電力自給率100%を目指す淡路島、風力から太陽光・バイオマスまで日本列島エネルギー改造計画(28)兵庫

近畿6県の中で再生可能エネルギーの導入が最も活発なのは兵庫県だ。太陽光・風力・バイオマスによる大規模な発電設備の建設が続々と始まっている。中でも最先端を行くのが淡路島で、2050年までに電力の自給率100%を実現する構想が着々と進む。

» 2013年01月17日 09時00分 公開
[石田雅也,スマートジャパン]

 兵庫県は隣の大阪府と比べると面積が4倍以上あり、山や川が多く、海岸線も長い。再生可能エネルギーの導入量も2倍近い規模になっている。特に太陽光発電は愛知・埼玉・静岡に次いで全国で4番目の導入量だ(図1)。

図1 兵庫県の再生可能エネルギー供給量(2010年3月時点)。出典:千葉大学倉阪研究室と環境エネルギー政策研究所による「永続地帯2011年版報告書」

 ここ1、2年でも県内の各地で新しい発電設備の建設計画が相次いでいる。太陽光だけではなく風力やバイオマスを含めて幅広い資源を活用する動きが広がってきた。そのモデルケースと言える取り組みが瀬戸内海で最大の島、淡路島で進んでいる。

 2011年12月から始まった「あわじ環境未来島構想」のもと、再生可能エネルギーによる電力供給ネットワークを拡大する注目のプロジェクトがある。この構想によって計画を開始した時点で8%だった島内の電力自給率を2020年に20%へ、最終的には2050年までに100%を目指す(図2)。

図2 「あわじ環境未来島構想」によるエネルギー自給に向けた目標。出典:兵庫県、洲本市、南あわじ市、淡路市

 すでに淡路島では大規模な発電設備がいくつか稼働している。

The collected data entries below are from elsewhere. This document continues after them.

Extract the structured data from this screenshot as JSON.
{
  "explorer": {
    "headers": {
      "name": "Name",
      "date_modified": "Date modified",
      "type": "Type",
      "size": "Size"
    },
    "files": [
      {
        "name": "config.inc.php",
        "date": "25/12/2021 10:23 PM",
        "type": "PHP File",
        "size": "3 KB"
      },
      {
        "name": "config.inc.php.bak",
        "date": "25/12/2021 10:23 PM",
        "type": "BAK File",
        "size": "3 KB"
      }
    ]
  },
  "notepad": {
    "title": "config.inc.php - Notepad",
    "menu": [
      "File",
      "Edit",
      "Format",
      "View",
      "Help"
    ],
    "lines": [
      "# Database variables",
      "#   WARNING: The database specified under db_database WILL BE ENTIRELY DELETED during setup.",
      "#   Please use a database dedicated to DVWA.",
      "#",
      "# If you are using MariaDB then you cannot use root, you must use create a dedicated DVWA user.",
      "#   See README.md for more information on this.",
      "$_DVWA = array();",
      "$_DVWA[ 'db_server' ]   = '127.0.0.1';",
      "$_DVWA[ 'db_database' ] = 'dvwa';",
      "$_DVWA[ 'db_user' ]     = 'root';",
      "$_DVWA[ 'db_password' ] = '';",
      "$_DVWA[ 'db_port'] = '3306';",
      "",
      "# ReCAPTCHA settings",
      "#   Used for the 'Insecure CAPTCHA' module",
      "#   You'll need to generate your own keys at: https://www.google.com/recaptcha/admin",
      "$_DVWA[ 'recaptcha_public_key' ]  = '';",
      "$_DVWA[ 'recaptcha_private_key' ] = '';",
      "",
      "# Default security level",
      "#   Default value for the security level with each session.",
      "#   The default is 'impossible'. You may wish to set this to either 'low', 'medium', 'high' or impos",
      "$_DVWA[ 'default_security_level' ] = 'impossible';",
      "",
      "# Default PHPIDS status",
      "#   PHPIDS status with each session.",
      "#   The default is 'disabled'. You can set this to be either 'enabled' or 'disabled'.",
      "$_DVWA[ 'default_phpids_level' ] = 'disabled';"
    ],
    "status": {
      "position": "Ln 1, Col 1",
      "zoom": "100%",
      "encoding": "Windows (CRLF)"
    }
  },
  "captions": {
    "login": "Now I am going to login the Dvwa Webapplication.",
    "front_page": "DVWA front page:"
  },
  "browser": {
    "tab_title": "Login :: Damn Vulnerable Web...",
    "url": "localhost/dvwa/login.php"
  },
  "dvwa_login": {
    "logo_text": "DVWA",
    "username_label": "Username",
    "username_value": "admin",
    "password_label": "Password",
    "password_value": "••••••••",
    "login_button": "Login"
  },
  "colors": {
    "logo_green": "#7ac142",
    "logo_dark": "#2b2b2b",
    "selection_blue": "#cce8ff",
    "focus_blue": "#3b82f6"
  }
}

その中で最も規模が大きいのは島の西端にある「CEF南あわじウインドファーム」だ。15基の大型風車によって37.5MW(メガワット)の電力を作り出すことができる日本で最大級の風力発電所である。

 風力発電では島の北端でも、関西電力が12MWの「淡路風力発電所」を2012年12月に運転開始している。さらに島の西側の洋上にも風力発電所を建設するプロジェクトが検討段階にある(図3)。

図3 「あわじ環境未来島構想」の取り組み状況。出典:兵庫県、洲本市、南あわじ市、淡路市

 このほか淡路市みずからが1MWの「あわじメガソーラー1」(図4)を建設して、太陽光発電の導入拡大を推進している。同じ淡路市では兵庫県が保有する土地に7MW、隣の洲本市では大阪ガスグループが9MWのメガソーラーを建設する計画が進行中で、2013年から2014年にかけて稼働する予定だ。

図4 「CEF南あわじウインドファーム」(左)と「あわじメガソーラー1」(右)。出典:クリーンエナジーファクトリー、淡路市総務部

 淡路島ならではの試みとしては潮流発電にも注目が集まる。島の周囲には潮の流れが速いことで有名な明石海峡や鳴門海峡がある。このうち明石海峡では三菱重工業が潮流発電の事業化調査を開始することが決まっている。まさに「環境未来島」と呼ぶにふさわしい状況ができつつある。

 一方で兵庫県全体ではバイオマスの取り組みが広がっている。2005年度から「兵庫県バイオマス総合利用計画」を開始して、食品を中心とした廃棄物の再利用を進めてきた。その中で先進的な取り組みを「ひょうごバイオマスecoモデル」として公表しており、2010年度までに50件の事例が登録されている(図5)。

図5 「ひょうごバイオマスecoモデル」の取り組み状況。出典:兵庫県農政環境部

 県内には山林も多く、バイオマスの中でも未利用の木材による「木質バイオマス」の可能性が大きく残っている。兵庫県は2012年度〜2020年度の9か年計画を新たに策定して、木質バイオマスを重点的に拡大中だ。現在は未利用の間伐材のうち37%が燃料などに再利用されているが、2020年度には75%に引き上げることを目標にする。

 木質バイオマスによる発電プロジェクトの先進事例になっているのが兵庫パルプ工業の取り組みである。建築の廃材を燃料にしたバイオマス発電を1993年から開始して、現在では2基の発電設備で合計58MWの電力を供給することができる(図6)。木質バイオマス発電では国内有数の規模を誇る。

図6 兵庫パルプ工業のバイオマス発電。出典:兵庫パルプ工業

 兵庫県を地図で見ると、北側が日本海、南側が瀬戸内海に面し、中央には中国山脈の東端にあたる山間部がある。この海と山がもたらす豊富な資源を最大限に活用した再生可能エネルギーが県内の全域に広がる勢いになってきた。